In the previous lesson, you have seen the value of being resilient when the discomfort and monotony of a new job sets in. You probably recognize that the mundane is not a setback, it’s a rite of passage to mastery itself.
But what is resilience? And how do you develop it?
Take the lesson below to understand why you really should care about building resilience for yourself, and how to build it. Don’t forget the quiz at the bottom of the page.
Nicholas Woodman was devastated. After two failed startups and losses worth millions of dollars, he had to level with himself. What affected him the most though, was that he lost all his investors’ money – people who believed in him and bought into his passion and big ideas. It was the dawn of the new millennium, but to Nicholas Woodman it felt like the darkest night.
Chances are you’ve been there. Probably by way of the loss of loved ones, being laid off, missed opportunities, inheriting horrible bosses etc. That’s life. At least once, everyone gets forced down to their knees.
Many never find their feet again. But then again, many do, circumstances and luck notwithstanding.
What separates the latter from the former is something called Resilience, and it’s a choice. Ask Nicholas Woodman – founder and CEO of the digital camcorder company GoPro.
Resilience is the ability to manage oneself with grace, courage and to respond effectively to disruptive events.
Oddly, leaders are rarely taught this key skill. Conventional wisdom propagates that resilience is a function of time; that seasoned leaders, by virtue of their tenure, are more resilient than younger ones. Research shows that this isn’t always true. The American Psychological Association in a publication have stated that Resilience isn’t a trait that people either have or lack. It involves behaviours, thoughts and actions that can be learned. This concept was popularized in the book ‘Option B’, co-authored by Sheryl Sandberg, Facebook COO, who likened resilience to a muscle, that can be developed and strengthened at will by anyone. But like any fitness enthusiast will tell you, building muscle – the ripped type – is no walk in the park.
Being a business leader is no picnic. Neither is bouncing back from a serious setback.
It requires courage, faith, tenacity – all at once – while staring despondency in the face.
Hardships can be traumatic and undermine a leader’s functioning at a crucial time, making it worse, and eliminating the ability to act with resilience. Self-doubt can severely inhibit recovery.
After his spectacular failure, Nicholas Woodman went into withdrawal and started to doubt the quality of his ideas. Looking back, Woodman recollects how it sapped all his energy and passion.
Resilience isn’t the same as coping a.k.a going with the flow. That’s complacency. Add arrogance and greed, and resilience vanishes.

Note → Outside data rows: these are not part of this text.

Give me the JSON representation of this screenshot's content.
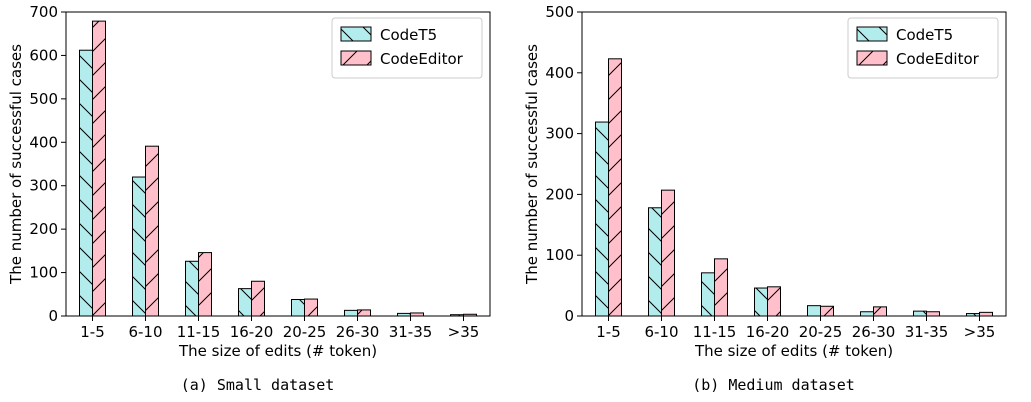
{
  "colors": {
    "codet5": "#b3ecec",
    "codeeditor": "#ffc0cb",
    "edge": "#000000"
  },
  "chart_data": [
    {
      "type": "bar",
      "caption": "(a) Small dataset",
      "xlabel": "The size of edits (# token)",
      "ylabel": "The number of successful cases",
      "ylim": [
        0,
        700
      ],
      "yticks": [
        0,
        100,
        200,
        300,
        400,
        500,
        600,
        700
      ],
      "categories": [
        "1-5",
        "6-10",
        "11-15",
        "16-20",
        "20-25",
        "26-30",
        "31-35",
        ">35"
      ],
      "legend_position": "top-right",
      "series": [
        {
          "name": "CodeT5",
          "values": [
            612,
            320,
            126,
            63,
            38,
            13,
            6,
            3
          ]
        },
        {
          "name": "CodeEditor",
          "values": [
            679,
            391,
            146,
            80,
            39,
            14,
            7,
            4
          ]
        }
      ]
    },
    {
      "type": "bar",
      "caption": "(b) Medium dataset",
      "xlabel": "The size of edits (# token)",
      "ylabel": "The number of successful cases",
      "ylim": [
        0,
        500
      ],
      "yticks": [
        0,
        100,
        200,
        300,
        400,
        500
      ],
      "categories": [
        "1-5",
        "6-10",
        "11-15",
        "16-20",
        "20-25",
        "26-30",
        "31-35",
        ">35"
      ],
      "legend_position": "top-right",
      "series": [
        {
          "name": "CodeT5",
          "values": [
            319,
            178,
            71,
            46,
            17,
            7,
            8,
            4
          ]
        },
        {
          "name": "CodeEditor",
          "values": [
            423,
            207,
            94,
            48,
            16,
            15,
            7,
            6
          ]
        }
      ]
    }
  ]
}
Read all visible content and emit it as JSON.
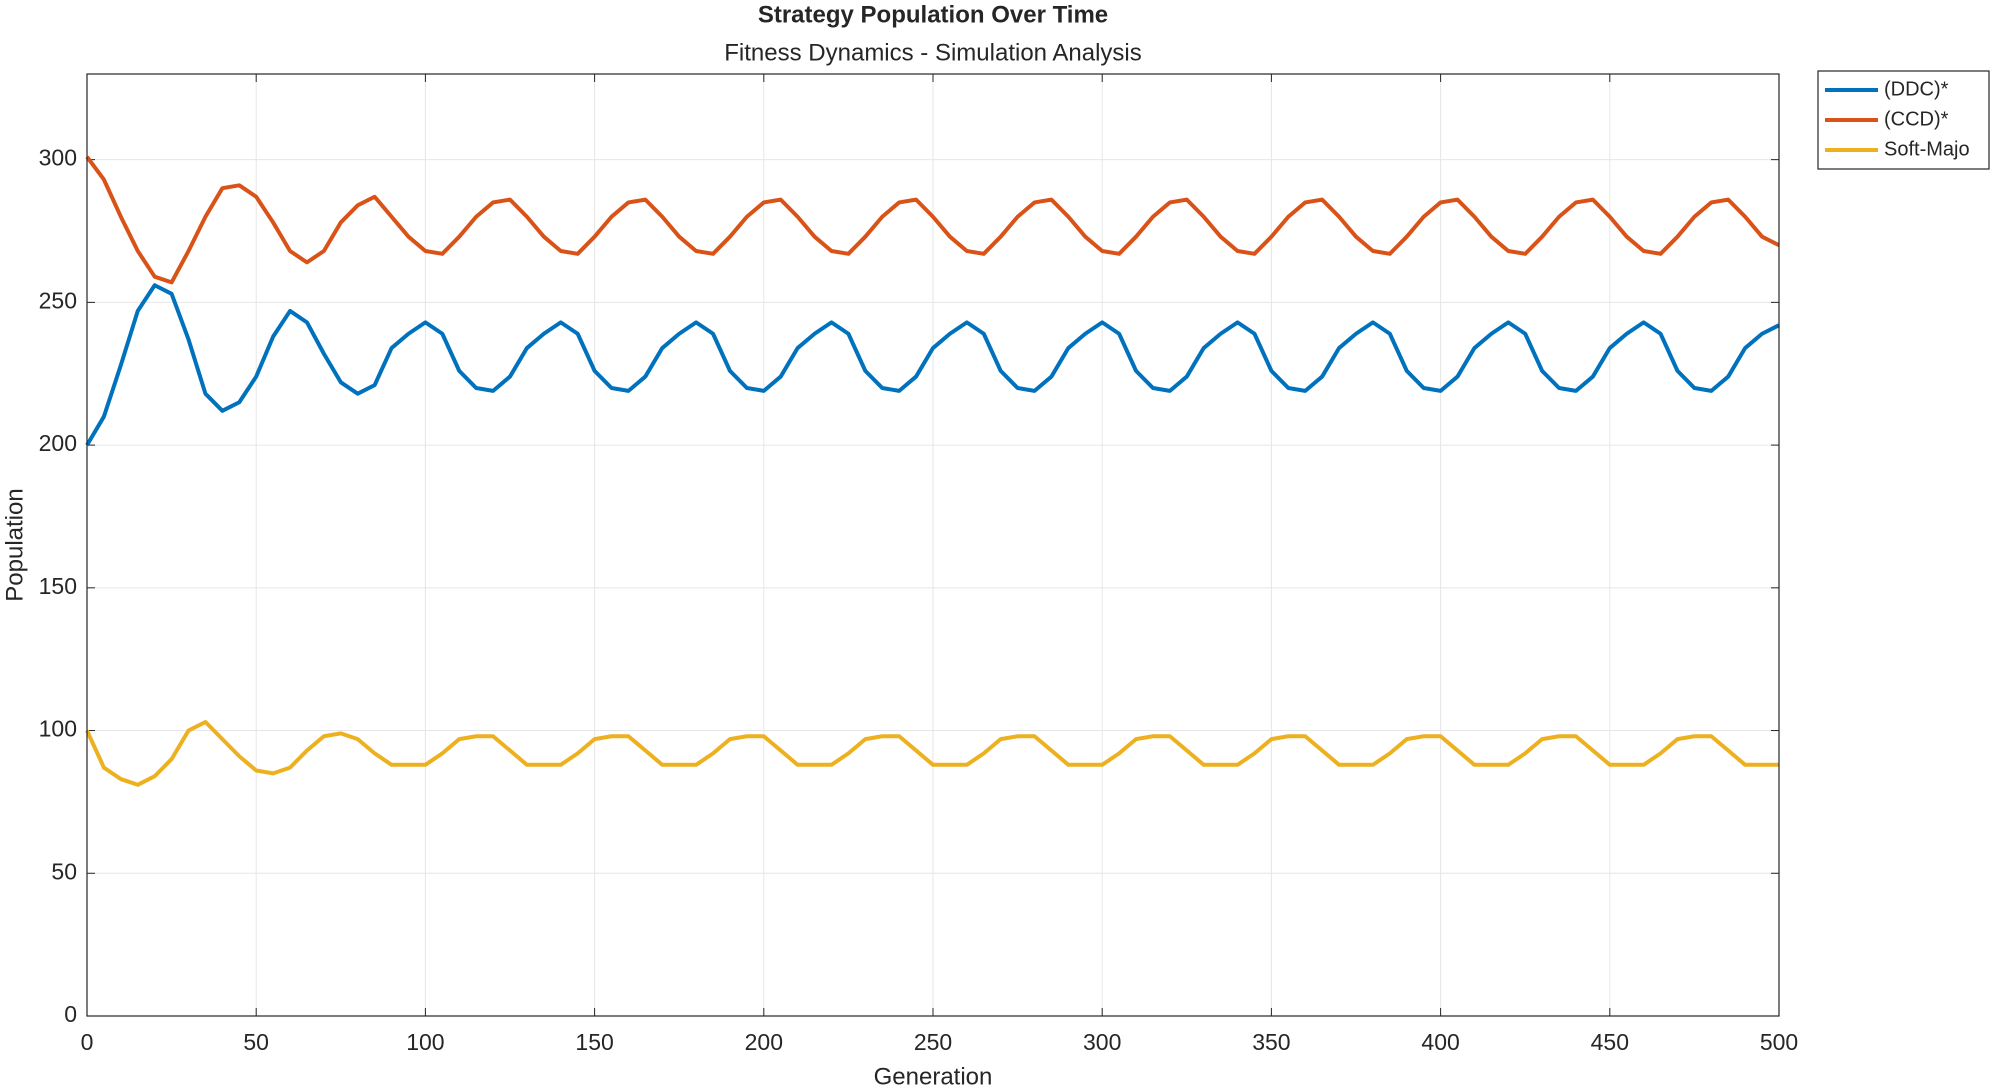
{
  "chart_data": {
    "type": "line",
    "title": "Strategy Population Over Time",
    "subtitle": "Fitness Dynamics - Simulation Analysis",
    "xlabel": "Generation",
    "ylabel": "Population",
    "x": [
      0,
      5,
      10,
      15,
      20,
      25,
      30,
      35,
      40,
      45,
      50,
      55,
      60,
      65,
      70,
      75,
      80,
      85,
      90,
      95,
      100,
      105,
      110,
      115,
      120,
      125,
      130,
      135,
      140,
      145,
      150,
      155,
      160,
      165,
      170,
      175,
      180,
      185,
      190,
      195,
      200,
      205,
      210,
      215,
      220,
      225,
      230,
      235,
      240,
      245,
      250,
      255,
      260,
      265,
      270,
      275,
      280,
      285,
      290,
      295,
      300,
      305,
      310,
      315,
      320,
      325,
      330,
      335,
      340,
      345,
      350,
      355,
      360,
      365,
      370,
      375,
      380,
      385,
      390,
      395,
      400,
      405,
      410,
      415,
      420,
      425,
      430,
      435,
      440,
      445,
      450,
      455,
      460,
      465,
      470,
      475,
      480,
      485,
      490,
      495,
      500
    ],
    "series": [
      {
        "name": "(DDC)*",
        "color": "#0072BD",
        "values": [
          200,
          210,
          228,
          247,
          256,
          253,
          237,
          218,
          212,
          215,
          224,
          238,
          247,
          243,
          232,
          222,
          218,
          221,
          234,
          239,
          243,
          239,
          226,
          220,
          219,
          224,
          234,
          239,
          243,
          239,
          226,
          220,
          219,
          224,
          234,
          239,
          243,
          239,
          226,
          220,
          219,
          224,
          234,
          239,
          243,
          239,
          226,
          220,
          219,
          224,
          234,
          239,
          243,
          239,
          226,
          220,
          219,
          224,
          234,
          239,
          243,
          239,
          226,
          220,
          219,
          224,
          234,
          239,
          243,
          239,
          226,
          220,
          219,
          224,
          234,
          239,
          243,
          239,
          226,
          220,
          219,
          224,
          234,
          239,
          243,
          239,
          226,
          220,
          219,
          224,
          234,
          239,
          243,
          239,
          226,
          220,
          219,
          224,
          234,
          239,
          242
        ]
      },
      {
        "name": "(CCD)*",
        "color": "#D95319",
        "values": [
          301,
          293,
          280,
          268,
          259,
          257,
          268,
          280,
          290,
          291,
          287,
          278,
          268,
          264,
          268,
          278,
          284,
          287,
          280,
          273,
          268,
          267,
          273,
          280,
          285,
          286,
          280,
          273,
          268,
          267,
          273,
          280,
          285,
          286,
          280,
          273,
          268,
          267,
          273,
          280,
          285,
          286,
          280,
          273,
          268,
          267,
          273,
          280,
          285,
          286,
          280,
          273,
          268,
          267,
          273,
          280,
          285,
          286,
          280,
          273,
          268,
          267,
          273,
          280,
          285,
          286,
          280,
          273,
          268,
          267,
          273,
          280,
          285,
          286,
          280,
          273,
          268,
          267,
          273,
          280,
          285,
          286,
          280,
          273,
          268,
          267,
          273,
          280,
          285,
          286,
          280,
          273,
          268,
          267,
          273,
          280,
          285,
          286,
          280,
          273,
          270
        ]
      },
      {
        "name": "Soft-Majo",
        "color": "#EDB120",
        "values": [
          100,
          87,
          83,
          81,
          84,
          90,
          100,
          103,
          97,
          91,
          86,
          85,
          87,
          93,
          98,
          99,
          97,
          92,
          88,
          88,
          88,
          92,
          97,
          98,
          98,
          93,
          88,
          88,
          88,
          92,
          97,
          98,
          98,
          93,
          88,
          88,
          88,
          92,
          97,
          98,
          98,
          93,
          88,
          88,
          88,
          92,
          97,
          98,
          98,
          93,
          88,
          88,
          88,
          92,
          97,
          98,
          98,
          93,
          88,
          88,
          88,
          92,
          97,
          98,
          98,
          93,
          88,
          88,
          88,
          92,
          97,
          98,
          98,
          93,
          88,
          88,
          88,
          92,
          97,
          98,
          98,
          93,
          88,
          88,
          88,
          92,
          97,
          98,
          98,
          93,
          88,
          88,
          88,
          92,
          97,
          98,
          98,
          93,
          88,
          88,
          88
        ]
      }
    ],
    "xlim": [
      0,
      500
    ],
    "xticks": [
      0,
      50,
      100,
      150,
      200,
      250,
      300,
      350,
      400,
      450,
      500
    ],
    "ylim": [
      0,
      330
    ],
    "yticks": [
      0,
      50,
      100,
      150,
      200,
      250,
      300
    ],
    "grid": true,
    "legend": "outside-top-right"
  }
}
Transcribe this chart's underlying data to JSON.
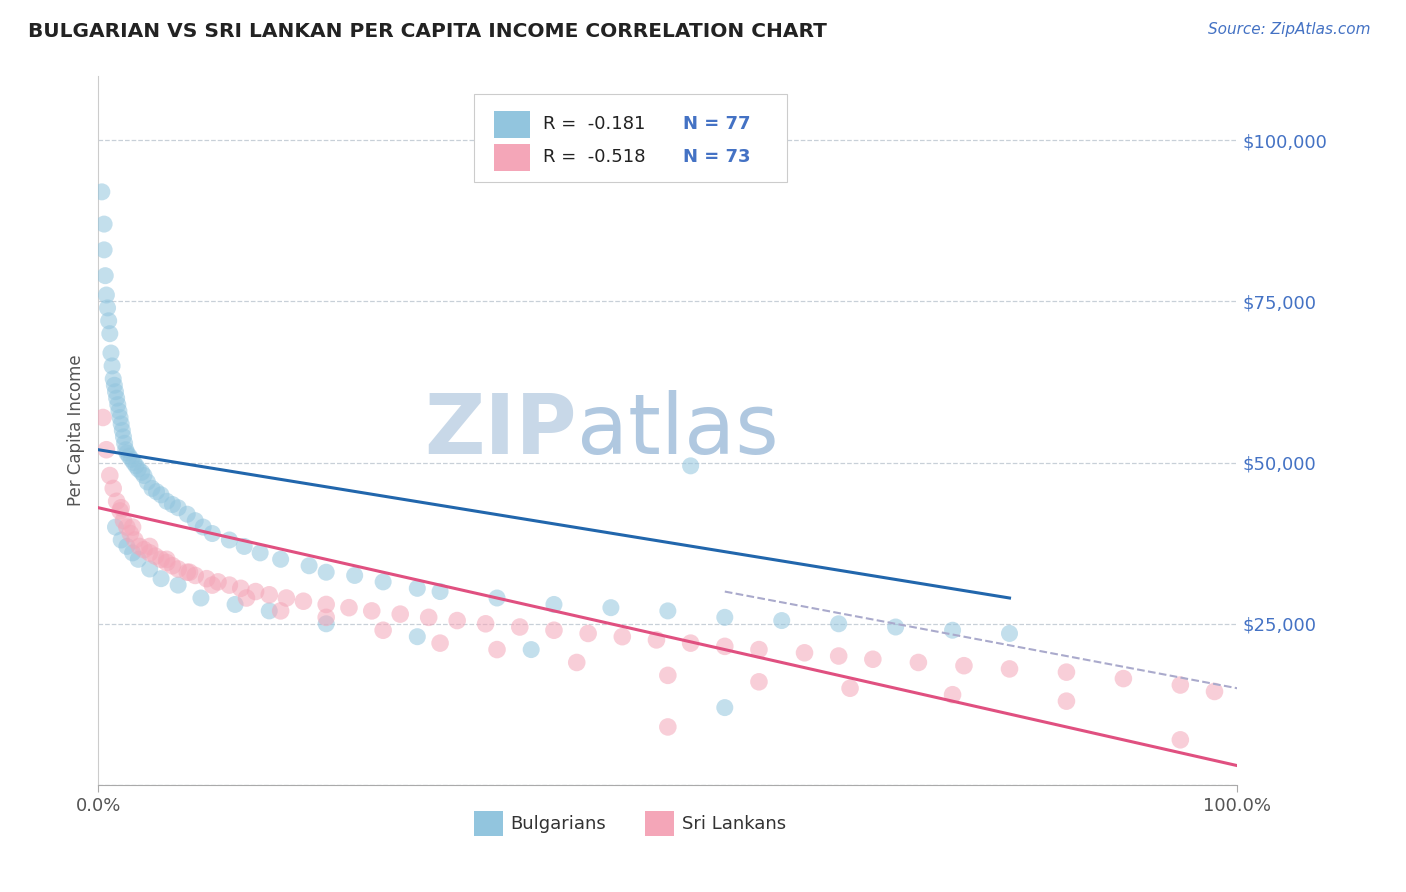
{
  "title": "BULGARIAN VS SRI LANKAN PER CAPITA INCOME CORRELATION CHART",
  "source": "Source: ZipAtlas.com",
  "ylabel": "Per Capita Income",
  "xlim": [
    0,
    100
  ],
  "ylim": [
    0,
    110000
  ],
  "yticks": [
    0,
    25000,
    50000,
    75000,
    100000
  ],
  "ytick_labels": [
    "",
    "$25,000",
    "$50,000",
    "$75,000",
    "$100,000"
  ],
  "legend_r1": "R =  -0.181",
  "legend_n1": "N = 77",
  "legend_r2": "R =  -0.518",
  "legend_n2": "N = 73",
  "blue_color": "#92c5de",
  "pink_color": "#f4a6b8",
  "blue_line_color": "#2166ac",
  "pink_line_color": "#e05080",
  "dash_line_color": "#aaaacc",
  "watermark_zip": "ZIP",
  "watermark_atlas": "atlas",
  "watermark_color_zip": "#c8d8e8",
  "watermark_color_atlas": "#b0c8e0",
  "background_color": "#ffffff",
  "grid_color": "#c8d0d8",
  "title_color": "#222222",
  "source_color": "#4472c4",
  "legend_r_color": "#222222",
  "legend_n_color": "#4472c4",
  "blue_scatter_x": [
    0.3,
    0.5,
    0.5,
    0.6,
    0.7,
    0.8,
    0.9,
    1.0,
    1.1,
    1.2,
    1.3,
    1.4,
    1.5,
    1.6,
    1.7,
    1.8,
    1.9,
    2.0,
    2.1,
    2.2,
    2.3,
    2.4,
    2.5,
    2.7,
    2.9,
    3.1,
    3.3,
    3.5,
    3.8,
    4.0,
    4.3,
    4.7,
    5.1,
    5.5,
    6.0,
    6.5,
    7.0,
    7.8,
    8.5,
    9.2,
    10.0,
    11.5,
    12.8,
    14.2,
    16.0,
    18.5,
    20.0,
    22.5,
    25.0,
    28.0,
    30.0,
    35.0,
    40.0,
    45.0,
    50.0,
    55.0,
    60.0,
    65.0,
    70.0,
    75.0,
    80.0,
    52.0,
    1.5,
    2.0,
    2.5,
    3.0,
    3.5,
    4.5,
    5.5,
    7.0,
    9.0,
    12.0,
    15.0,
    20.0,
    28.0,
    38.0,
    55.0
  ],
  "blue_scatter_y": [
    92000,
    87000,
    83000,
    79000,
    76000,
    74000,
    72000,
    70000,
    67000,
    65000,
    63000,
    62000,
    61000,
    60000,
    59000,
    58000,
    57000,
    56000,
    55000,
    54000,
    53000,
    52000,
    51500,
    51000,
    50500,
    50000,
    49500,
    49000,
    48500,
    48000,
    47000,
    46000,
    45500,
    45000,
    44000,
    43500,
    43000,
    42000,
    41000,
    40000,
    39000,
    38000,
    37000,
    36000,
    35000,
    34000,
    33000,
    32500,
    31500,
    30500,
    30000,
    29000,
    28000,
    27500,
    27000,
    26000,
    25500,
    25000,
    24500,
    24000,
    23500,
    49500,
    40000,
    38000,
    37000,
    36000,
    35000,
    33500,
    32000,
    31000,
    29000,
    28000,
    27000,
    25000,
    23000,
    21000,
    12000
  ],
  "pink_scatter_x": [
    0.4,
    0.7,
    1.0,
    1.3,
    1.6,
    1.9,
    2.2,
    2.5,
    2.8,
    3.2,
    3.6,
    4.0,
    4.5,
    5.0,
    5.5,
    6.0,
    6.5,
    7.0,
    7.8,
    8.5,
    9.5,
    10.5,
    11.5,
    12.5,
    13.8,
    15.0,
    16.5,
    18.0,
    20.0,
    22.0,
    24.0,
    26.5,
    29.0,
    31.5,
    34.0,
    37.0,
    40.0,
    43.0,
    46.0,
    49.0,
    52.0,
    55.0,
    58.0,
    62.0,
    65.0,
    68.0,
    72.0,
    76.0,
    80.0,
    85.0,
    90.0,
    95.0,
    98.0,
    2.0,
    3.0,
    4.5,
    6.0,
    8.0,
    10.0,
    13.0,
    16.0,
    20.0,
    25.0,
    30.0,
    35.0,
    42.0,
    50.0,
    58.0,
    66.0,
    75.0,
    85.0,
    50.0,
    95.0
  ],
  "pink_scatter_y": [
    57000,
    52000,
    48000,
    46000,
    44000,
    42500,
    41000,
    40000,
    39000,
    38000,
    37000,
    36500,
    36000,
    35500,
    35000,
    34500,
    34000,
    33500,
    33000,
    32500,
    32000,
    31500,
    31000,
    30500,
    30000,
    29500,
    29000,
    28500,
    28000,
    27500,
    27000,
    26500,
    26000,
    25500,
    25000,
    24500,
    24000,
    23500,
    23000,
    22500,
    22000,
    21500,
    21000,
    20500,
    20000,
    19500,
    19000,
    18500,
    18000,
    17500,
    16500,
    15500,
    14500,
    43000,
    40000,
    37000,
    35000,
    33000,
    31000,
    29000,
    27000,
    26000,
    24000,
    22000,
    21000,
    19000,
    17000,
    16000,
    15000,
    14000,
    13000,
    9000,
    7000
  ],
  "blue_line": {
    "x0": 0,
    "x1": 80,
    "y0": 52000,
    "y1": 29000
  },
  "pink_line": {
    "x0": 0,
    "x1": 100,
    "y0": 43000,
    "y1": 3000
  },
  "dash_line": {
    "x0": 55,
    "x1": 100,
    "y0": 30000,
    "y1": 15000
  }
}
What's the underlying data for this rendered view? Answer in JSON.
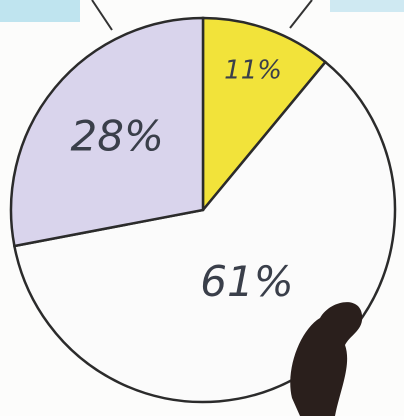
{
  "chart_data": {
    "type": "pie",
    "categories": [
      null,
      null,
      null
    ],
    "values": [
      11,
      61,
      28
    ],
    "value_labels": [
      "11%",
      "61%",
      "28%"
    ],
    "colors": [
      "#f2e33a",
      "#fbfbfb",
      "#d9d4ec"
    ],
    "start_angle": 0,
    "direction": "clockwise"
  }
}
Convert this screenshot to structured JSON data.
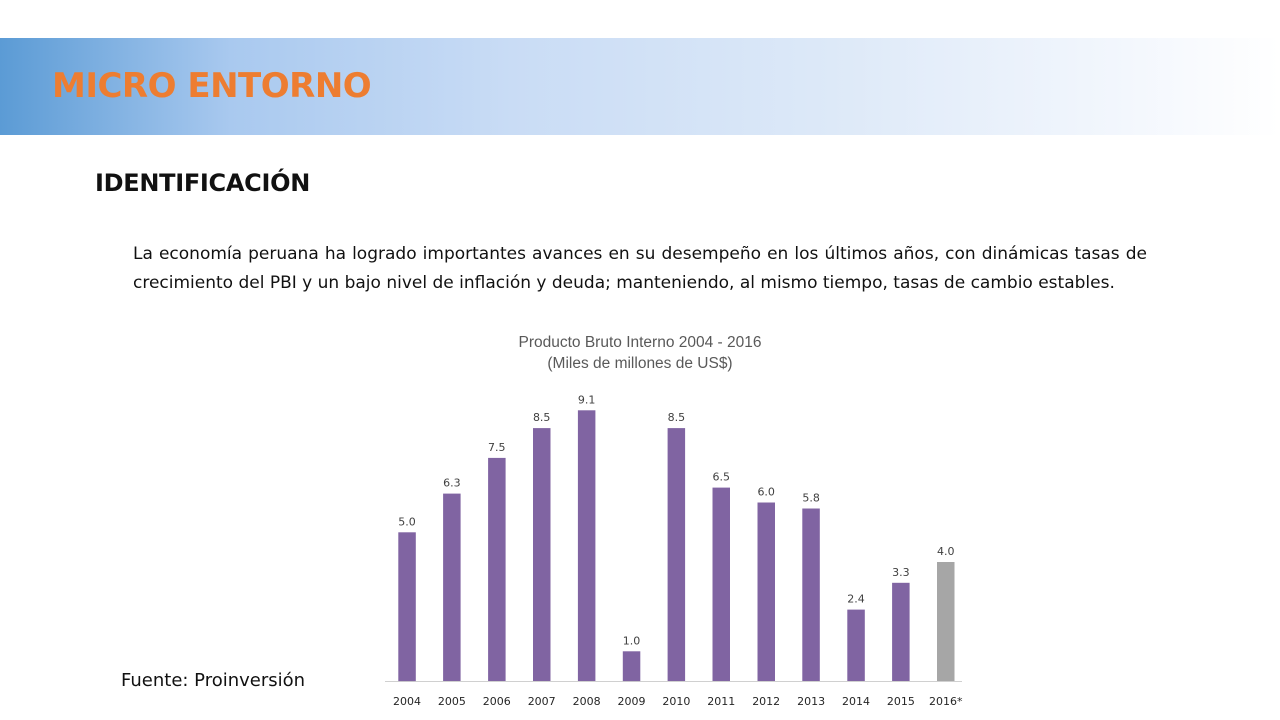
{
  "slide": {
    "title": "MICRO ENTORNO",
    "section_heading": "IDENTIFICACIÓN",
    "body_text": "La economía peruana ha logrado importantes avances en su desempeño en los últimos años, con dinámicas tasas de crecimiento del PBI y un bajo nivel de inflación y deuda; manteniendo, al mismo tiempo, tasas de cambio estables.",
    "source_note": "Fuente: Proinversión",
    "title_color": "#ed7d31"
  },
  "chart_data": {
    "type": "bar",
    "title": "Producto Bruto Interno 2004 - 2016",
    "subtitle": "(Miles de millones de US$)",
    "categories": [
      "2004",
      "2005",
      "2006",
      "2007",
      "2008",
      "2009",
      "2010",
      "2011",
      "2012",
      "2013",
      "2014",
      "2015",
      "2016*"
    ],
    "values": [
      5.0,
      6.3,
      7.5,
      8.5,
      9.1,
      1.0,
      8.5,
      6.5,
      6.0,
      5.8,
      2.4,
      3.3,
      4.0
    ],
    "data_labels": [
      "5.0",
      "6.3",
      "7.5",
      "8.5",
      "9.1",
      "1.0",
      "8.5",
      "6.5",
      "6.0",
      "5.8",
      "2.4",
      "3.3",
      "4.0"
    ],
    "xlabel": "",
    "ylabel": "",
    "ylim": [
      0,
      10
    ],
    "grid": false,
    "legend": "none",
    "bar_color": "#8064a2",
    "highlight_color": "#a6a6a6",
    "highlight_categories": [
      "2016*"
    ]
  }
}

Conversely, courage – to show up despite being hurt or embarrassed, to confront brutal facts, and to develop self-awareness – fuels resilience.
Resilience is an active choice, backed up by action to shape your environment and your future. It’s not an automatic choice for most people in adversity. They just haven’t developed this muscle yet.
How then do we build the resilience muscle? Here’re four steps to help build the ripped kind.
1. Maintain physical wellbeing: Basic fitness – 3-4 hours of physical activity each week is enough. Movement builds energy, and physical activity helps regulate emotion – Key for resilience.
After his failure, Nicholas Woodman took an extended surfing trip – his favourite hobby – and returned rejuvenated. By his own admission, this trip did wonders for his recovery from failure.
2. Direct mental perspective. Center your mind. Investing the time and energy in centring practices like self-reflection and meditation during difficult times pays off handsomely, as scientific studies conducted by the ‘Mind Fitness Training institute’ show. It affords greater mental clarity and can be the source of out-of-the-box thinking, necessary to solve your most vexing problem.
Nicholas Woodman’s surfing trip had the unexpected benefit of centring his mind. It was on the trip that he ran into inspiration for the GoPro action camera.
3. Adopt a growth mindset. Faced with setbacks, it is natural to fall into a fixed mindset, and second-guess our abilities or intelligence. Psychologist Carol Dweck observed that people with a fixed mindset compare themselves with others and turn their energy inward and away from solving the problem, whereas those that constantly remind themselves that they need to be fluid and adaptable – that they are on a learning journey – have the advantage.
After the surfing trip, a rejuvenated Nicholas Woodman pummeled through 18-hour workdays, relentlessly developing his newest idea to perfection: the GoPro, totally committed to succeeding.
Lastly,
4. Pay attention to relationships.
When he was working the GoPro camera design, Woodman and his future wife Jill financed the business by selling shell necklaces they bought in Bali. His mother loaned him $35,000 and let him borrow her sewing machine, which he used while experimenting with early GoPro designs. His dad, an investment banker, loaned him $235,000. All instrumental in getting GoPro off the ground.
It must be noted here that Woodman could draw upon these relationships as his support system only because he had nurtured it all along. Strengthen your own support systems while the going’s good. You’ll need it.
Woodman was once GoPro’s only employee. Through sheer resilience, today he is the billionaire owner of the fastest-growing camera company in America.
What about you? How ripped is your resilience muscle?